景鸿叹了一口气,劝道:“大嫂,还是让翠儿跟你去吧,有她照顾,我们也心安些。”
面对固执的翠儿,月姑只好败下阵来,随了她的意。
两个人走出前厅,月姑把休书递给翠儿,“翠儿,休书你来帮我保管吧,我不想看到他。”
翠儿却误解了月姑的意思,她以为月姑是不想看到休书,点点头,揣在了怀里。
两个人回到房中,月姑打开了箱子,把自己出嫁前带来的嫁妆放进了包袱,打好结,放在了床上,翠儿帮她换上丫鬟穿的孝服。
翠儿瞥了一眼床上的包袱,叹道:“少夫人,你是不是只带了自己的东西,既然大少爷都说了,这房里的东西归你,干脆带走不就得了,你这一走,指不定便宜哪个想进门的狐狸精呢?’
月姑轻叱道:“翠儿,休得胡说,这些东西本来就是景家的,我和景宇本来只是有名无实的夫妻,当初也不是因为景家的家财嫁进来的,如今要走,自然要走的干干净净。还有,以后你就唤我姐姐吧,我已经不再是少夫人了。”
翠儿和她相处日久,熟知月姑外柔内刚的脾气,乍乍舌,点头答应了。
景家是丹阳城的首富,虽然没有什么亲族,但各个店铺,包括官府,都送来了挽幛、挽联,可见景家在丹阳城的地位是多么的显赫。
整个景家大宅,不见一丝红色,就连后园子里那些花花草草,都系上了白布条。一道道门口,一个个院落,都被白色笼罩着。
老夫人生前整日里抱在怀里的大白猫,也穿上了孝衣,到了墓地之后,它就会留在墓穴里继续陪伴老夫人,在老夫人的眼里,这只大白猫,比她两个儿子可温顺多了。
哀乐声声,送葬的队伍开始流动起来,长长地送葬队伍,一眼望不到头。
景宇打幡儿,景鸿抱着盆。

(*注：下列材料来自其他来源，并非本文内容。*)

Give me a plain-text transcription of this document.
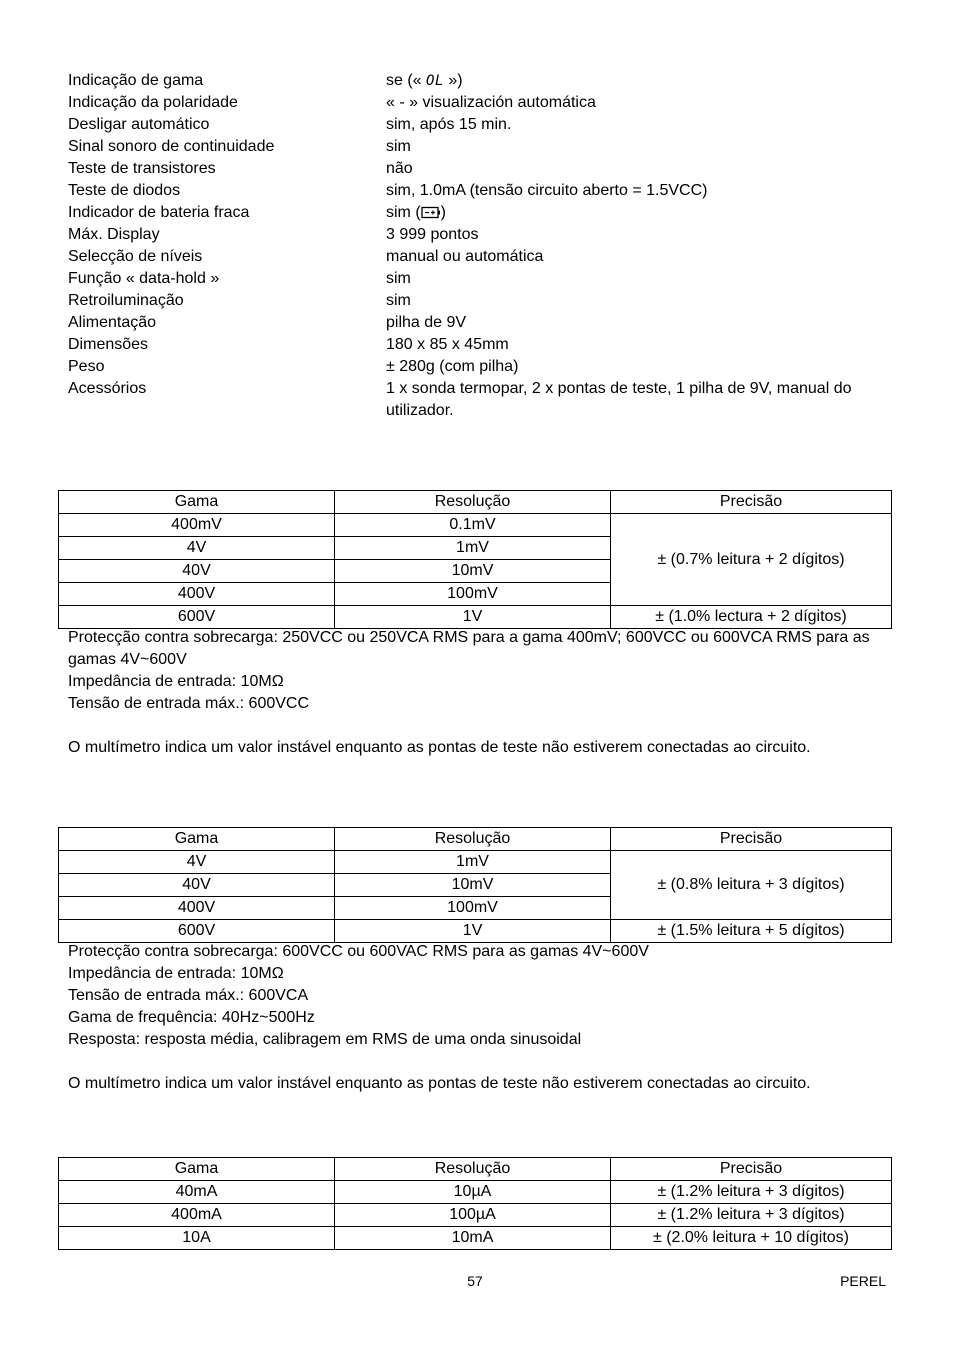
Indicação de gama	se (« OL »)
Indicação da polaridade	« - » visualización automática
Desligar automático	sim, após 15 min.
Sinal sonoro de continuidade	sim
Teste de transistores	não
Teste de diodos	sim, 1.0mA (tensão circuito aberto = 1.5VCC)
Indicador de bateria fraca	sim ( )
Máx. Display	3 999 pontos
Selecção de níveis	manual ou automática
Função « data-hold »	sim
Retroiluminação	sim
Alimentação	pilha de 9V
Dimensões	180 x 85 x 45mm
Peso	± 280g (com pilha)
Acessórios	1 x sonda termopar, 2 x pontas de teste, 1 pilha de 9V, manual do utilizador.
Gama	Resolução	Precisão
400mV	0.1mV	± (0.7% leitura + 2 dígitos)
4V	1mV	
40V	10mV	
400V	100mV	
600V	1V	± (1.0% lectura + 2 dígitos)

Protecção contra sobrecarga: 250VCC ou 250VCA RMS para a gama 400mV; 600VCC ou 600VCA RMS para as gamas 4V~600V

Impedância de entrada: 10MΩ

Tensão de entrada máx.: 600VCC

O multímetro indica um valor instável enquanto as pontas de teste não estiverem conectadas ao circuito.

Gama	Resolução	Precisão
4V	1mV	± (0.8% leitura + 3 dígitos)
40V	10mV	
400V	100mV	
600V	1V	± (1.5% leitura + 5 dígitos)

Protecção contra sobrecarga: 600VCC ou 600VAC RMS para as gamas 4V~600V

Impedância de entrada: 10MΩ

Tensão de entrada máx.: 600VCA

Gama de frequência: 40Hz~500Hz

Resposta: resposta média, calibragem em RMS de uma onda sinusoidal

O multímetro indica um valor instável enquanto as pontas de teste não estiverem conectadas ao circuito.

Gama	Resolução	Precisão
40mA	10µA	± (1.2% leitura + 3 dígitos)
400mA	100µA	± (1.2% leitura + 3 dígitos)
10A	10mA	± (2.0% leitura + 10 dígitos)
57	PEREL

两个人都是一脸的悲痛,一路走,前面的人一路撒着纸钱。
街道两旁站满了看热闹的行人,大家都在议论,为何不见景家的儿媳妇?
两夫妻的灵车都走过去了,也不见平日里疼到天上去的儿媳妇,不禁引起了更多人的好奇。
有消息灵通的,暗地里传送着得来第一手消息,一传十,十传百,送葬的队伍还没有出城门,丹阳城的人就都知晓了一件事,景家的儿媳妇,被休了。
大金国对待男女之情,不像前朝那样晦涩,只要觉得过不下去,男女都可提出解除婚约,只要到官府报备一声即可。
是以,此律法出台以后,休妻休夫的大有人在,就连当朝的公主,也在律法出台以后休掉了驸马。
因此,百姓传言,这律法就是为了让公主休夫所设。本来就是,自古以来,都是男人休妻,何时见过女子休夫的?
葬礼过后,月姑带着翠儿从后门悄然出府,回了自己的家,位于城东响水河畔的陵水村,在这里,月姑度过了十六个年头。
世事无常,兜来转去,又回来了。